Followed the inflammatory response, fibrosis gradually appeared and became the main pathological features (Tachi et al. 2015). Advanced inflammation, repeated dosing of DEN leads to progressively worsening pathological changes, liver fibrosis/ cirrhosis. The long-term follow-up study found that progressive fibrosis was significantly correlated with the development of HCC in patients. According to an epidemiological survey, 70–90% of clinical HCC cases are associated with advanced liver fibrosis or cirrhosis (Wong and Janssen 2015; Farazi and Depinho 2006). In our study, the model shows that 100% of the animals in the treatment group developed chronic liver fibrosis at week 12. The levels of Collagen I and Collagen III mRNA in DEN-treated group were higher than those from the control group. Masson staining showed that more and more collagen deposited from week 8 to week 12, and it is the fibrosis stage in the development of HCC. Given the importance of liver fibrosis/cirrhosis in the process of human HCC, integrative studies that evaluate the mechanisms of fibrogenesis, and how they relate to hepatocyte transformation and modulation of oncogenic signaling, are most relevant to better understanding of the pathogenesis of human disease.

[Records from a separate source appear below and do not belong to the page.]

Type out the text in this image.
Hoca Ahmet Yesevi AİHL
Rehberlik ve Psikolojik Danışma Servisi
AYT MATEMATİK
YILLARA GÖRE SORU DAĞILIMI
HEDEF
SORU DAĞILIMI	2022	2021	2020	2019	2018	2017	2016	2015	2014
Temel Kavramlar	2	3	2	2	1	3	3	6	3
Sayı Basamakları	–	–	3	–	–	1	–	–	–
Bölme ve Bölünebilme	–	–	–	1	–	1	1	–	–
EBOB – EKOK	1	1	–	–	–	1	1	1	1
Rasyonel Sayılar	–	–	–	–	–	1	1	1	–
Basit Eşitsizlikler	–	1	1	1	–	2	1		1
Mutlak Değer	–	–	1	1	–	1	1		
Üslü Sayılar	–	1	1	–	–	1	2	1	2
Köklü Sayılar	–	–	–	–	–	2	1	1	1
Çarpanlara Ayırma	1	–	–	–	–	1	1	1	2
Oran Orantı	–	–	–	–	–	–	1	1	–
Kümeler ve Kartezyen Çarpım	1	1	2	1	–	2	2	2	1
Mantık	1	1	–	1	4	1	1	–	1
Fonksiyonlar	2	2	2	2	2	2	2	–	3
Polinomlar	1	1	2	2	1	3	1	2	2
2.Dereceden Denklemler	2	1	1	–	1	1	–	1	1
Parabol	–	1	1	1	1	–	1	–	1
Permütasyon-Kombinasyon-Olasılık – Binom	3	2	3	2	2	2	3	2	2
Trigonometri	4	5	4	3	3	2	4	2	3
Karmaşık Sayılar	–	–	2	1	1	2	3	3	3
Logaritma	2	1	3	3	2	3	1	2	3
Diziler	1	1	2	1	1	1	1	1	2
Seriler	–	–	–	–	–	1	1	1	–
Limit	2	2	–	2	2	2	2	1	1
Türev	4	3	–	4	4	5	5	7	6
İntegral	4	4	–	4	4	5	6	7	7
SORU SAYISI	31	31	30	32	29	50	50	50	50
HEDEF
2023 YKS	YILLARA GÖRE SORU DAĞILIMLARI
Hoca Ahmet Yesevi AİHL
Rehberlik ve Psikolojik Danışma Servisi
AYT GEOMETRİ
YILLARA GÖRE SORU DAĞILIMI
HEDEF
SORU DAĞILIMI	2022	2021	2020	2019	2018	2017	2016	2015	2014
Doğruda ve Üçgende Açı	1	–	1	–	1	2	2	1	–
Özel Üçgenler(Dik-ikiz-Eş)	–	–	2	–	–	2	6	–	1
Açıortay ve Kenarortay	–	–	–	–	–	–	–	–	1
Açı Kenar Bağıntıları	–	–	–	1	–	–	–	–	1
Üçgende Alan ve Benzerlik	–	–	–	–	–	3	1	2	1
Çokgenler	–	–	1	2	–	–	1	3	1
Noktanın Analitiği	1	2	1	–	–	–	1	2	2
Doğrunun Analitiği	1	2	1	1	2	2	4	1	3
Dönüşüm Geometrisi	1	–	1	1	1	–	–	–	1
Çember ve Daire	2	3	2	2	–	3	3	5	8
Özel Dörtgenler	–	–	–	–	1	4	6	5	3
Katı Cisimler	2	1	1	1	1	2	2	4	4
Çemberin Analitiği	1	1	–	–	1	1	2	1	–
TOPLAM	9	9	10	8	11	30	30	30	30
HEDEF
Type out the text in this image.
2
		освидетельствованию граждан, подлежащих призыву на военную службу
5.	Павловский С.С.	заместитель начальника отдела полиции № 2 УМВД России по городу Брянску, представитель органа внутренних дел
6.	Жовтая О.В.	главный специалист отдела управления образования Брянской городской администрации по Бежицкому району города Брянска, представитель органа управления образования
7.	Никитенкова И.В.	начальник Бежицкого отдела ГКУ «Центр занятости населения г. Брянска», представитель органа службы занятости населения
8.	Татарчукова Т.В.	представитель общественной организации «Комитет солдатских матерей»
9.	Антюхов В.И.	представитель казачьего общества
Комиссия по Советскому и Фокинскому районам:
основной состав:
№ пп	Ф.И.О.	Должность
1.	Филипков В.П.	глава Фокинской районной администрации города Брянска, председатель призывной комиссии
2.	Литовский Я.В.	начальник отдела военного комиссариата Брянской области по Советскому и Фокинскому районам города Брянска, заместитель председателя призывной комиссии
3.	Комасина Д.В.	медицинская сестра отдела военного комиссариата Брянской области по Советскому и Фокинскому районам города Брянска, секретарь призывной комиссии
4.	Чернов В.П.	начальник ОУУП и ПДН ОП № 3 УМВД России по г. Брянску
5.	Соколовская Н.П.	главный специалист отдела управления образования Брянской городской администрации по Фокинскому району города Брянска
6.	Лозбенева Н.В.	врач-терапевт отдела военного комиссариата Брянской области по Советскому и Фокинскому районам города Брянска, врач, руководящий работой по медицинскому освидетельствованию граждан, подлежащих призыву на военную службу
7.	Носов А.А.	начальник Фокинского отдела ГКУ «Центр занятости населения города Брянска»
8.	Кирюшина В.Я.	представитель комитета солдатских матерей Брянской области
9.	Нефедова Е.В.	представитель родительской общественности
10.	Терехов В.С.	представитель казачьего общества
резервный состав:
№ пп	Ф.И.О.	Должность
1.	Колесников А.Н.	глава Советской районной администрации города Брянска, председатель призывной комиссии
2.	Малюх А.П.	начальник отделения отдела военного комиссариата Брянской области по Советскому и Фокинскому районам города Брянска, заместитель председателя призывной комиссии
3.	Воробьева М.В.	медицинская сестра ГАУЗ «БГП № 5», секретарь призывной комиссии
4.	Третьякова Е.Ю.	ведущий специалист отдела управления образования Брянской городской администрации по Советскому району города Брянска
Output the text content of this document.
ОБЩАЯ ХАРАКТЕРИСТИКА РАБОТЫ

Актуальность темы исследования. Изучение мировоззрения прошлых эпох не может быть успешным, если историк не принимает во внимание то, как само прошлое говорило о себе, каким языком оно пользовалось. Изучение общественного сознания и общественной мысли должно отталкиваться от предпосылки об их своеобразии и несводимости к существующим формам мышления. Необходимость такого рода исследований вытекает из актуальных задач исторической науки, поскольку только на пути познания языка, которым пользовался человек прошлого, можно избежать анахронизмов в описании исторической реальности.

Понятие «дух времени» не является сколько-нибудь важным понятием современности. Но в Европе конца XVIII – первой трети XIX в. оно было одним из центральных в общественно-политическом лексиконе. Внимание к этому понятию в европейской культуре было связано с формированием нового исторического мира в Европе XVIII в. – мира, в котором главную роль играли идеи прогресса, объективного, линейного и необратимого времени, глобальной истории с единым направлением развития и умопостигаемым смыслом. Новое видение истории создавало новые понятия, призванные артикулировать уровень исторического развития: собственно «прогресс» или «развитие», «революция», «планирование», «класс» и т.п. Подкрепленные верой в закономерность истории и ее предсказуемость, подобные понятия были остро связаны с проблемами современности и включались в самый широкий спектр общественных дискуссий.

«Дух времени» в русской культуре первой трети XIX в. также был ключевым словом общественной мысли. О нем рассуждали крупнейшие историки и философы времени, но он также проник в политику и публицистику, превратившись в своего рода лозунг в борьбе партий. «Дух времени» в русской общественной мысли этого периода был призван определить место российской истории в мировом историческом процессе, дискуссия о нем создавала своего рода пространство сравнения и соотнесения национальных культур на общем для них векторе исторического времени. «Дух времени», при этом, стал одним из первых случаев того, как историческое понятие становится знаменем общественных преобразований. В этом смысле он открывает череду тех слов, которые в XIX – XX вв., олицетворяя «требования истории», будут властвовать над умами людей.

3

By treated with DEN, our model resulted in carcinoma within 20 weeks. Sustain exposure to DEN caused accumulated extra reactive oxygen species (ROS), in hepatic cells. Excessive concentration of ROS may trigger different reactions concerning oxidative cell defense, which may hamper the definition of a cell profile response. The balance between ROS production and antioxidant capability was disturbed, resulting in oxidative stress and DNA damage in hepatocytes, and finally triggering liver carcinogenesis (Geiger-Maor et al. 2015; Kishida et al. 2016; Santos et al. 2014). The resultant chronic inflammation and fibrosis are accompanied by a dramatic increase in the liver tumor incidence. The histological examination confirmed that the hepatocarcinogenesis model was successfully established, and 100% of the animals in the DEN-exposed group developed liver tumors at 20 weeks in our study. The histopathological features of this HCC model consist of a broad trabecular growth pattern of atypical hepatocytes with hemorrhaging and ischemic necrosis in the center of the tumors. This model displays proliferation of relatively uniform hepatocytes accompanied with loss of normal lobular architecture and compression of the surrounding parenchyma. So far, the liver had experienced inflammation stage, fibrosis stage, and finally into liver cancer. Thus the histopathological features observed in this model are similar to human HCC.

In conclusion, based on IFC axis, the sequence development of hepatic tumorigenesis was studied following treatment with a carcinogen (DEN). The relative indexed of inflammation, fibrosis, and HCC were detected. Time series specimens from this animal model were analyzed to reveal the specific time points of different stages. The model characterized in our protocol resulted in three stages: the inflammation stage (week 2–6), the fibrosis stage (week 8–12), and the HCC stage (week 14–20). Compared with previous reports, this dynamic study of the stepwise hepatocarcinogenesis process would prefer to the screening of early biomarkers of HCC. This analysis might help elucidate molecular events associated with early and late events in HCC development and progression. In addition, the present work also provides useful clues for future mechanism exploration and identification of therapeutic targets of HCC.